The prices are set based on current market rates, the official said.

“We’re realistic. We, the government, adjust prices according to the price of fuel and on exchange rates,” the official said. “We’re not controlling the price of everything, just the 23 items.”

A list of 23 items with prices that will be controlled and fixed by the government, which also includes beef, fish, chicken, and cement, was published late last month by the Lao Ministry of Industry and Trade. 

The move was a response to rising worldwide inflation that has hit Laos especially hard. Government figures showed the rate in Laos surged 41.3% in February, despite measures like import restrictions and the closure of private money exchangers.

Soaring inflation has been driven by a depreciation in the Lao currency – the kip – and declines in foreign investment.

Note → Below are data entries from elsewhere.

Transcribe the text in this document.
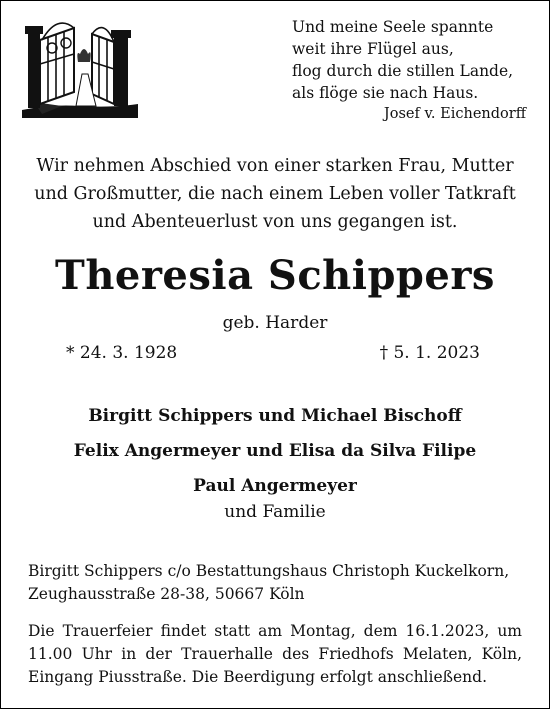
Und meine Seele spannte
weit ihre Flügel aus,
flog durch die stillen Lande,
als flöge sie nach Haus.
Josef v. Eichendorff
Wir nehmen Abschied von einer starken Frau, Mutter
und Großmutter, die nach einem Leben voller Tatkraft
und Abenteuerlust von uns gegangen ist.
Theresia Schippers
geb. Harder
* 24. 3. 1928	† 5. 1. 2023
Birgitt Schippers und Michael Bischoff
Felix Angermeyer und Elisa da Silva Filipe
Paul Angermeyer
und Familie
Birgitt Schippers c/o Bestattungshaus Christoph Kuckelkorn,
Zeughausstraße 28-38, 50667 Köln
Die Trauerfeier findet statt am Montag, dem 16.1.2023, um
11.00 Uhr in der Trauerhalle des Friedhofs Melaten, Köln,
Eingang Piusstraße. Die Beerdigung erfolgt anschließend.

But one Vientiane resident was skeptical that setting prices and inspecting markets will solve the issue. Prices keep rising anyway. 

A bag of rice, for example, is now 600,000 kip (U.S.$35.38), up from 300,000 kip (U.S.$17.69) a year ago, the resident said.

“The government can’t control the prices; they keep going up,” the resident said. “The government has tried to control prices many times before. It’s never worked.”

Another Vientiane pork trader suggested that the government try to control prices at the source by getting farmers to reduce their prices.

“The authorities from the Ministry of Industry and Trade ask us why we’re selling at higher prices, I tell them to ask the farmers,” the trader said.

A Vientiane pig farm owner pointed to the cost of animal feed from Thailand, which is now twice as much as it was a year ago. Transportation costs are also high, the exchange rate with the Thai baht has become less favorable and there are taxes as well, the farm owner said.

Laos will continue to have issues with imports, an economist in the country said. Because of the mountainous terrain, there is only so much agricultural land and Laos will have to continue to bring in even basic necessities from outside the country.

“We want to produce more in this country, but we can’t,” he said.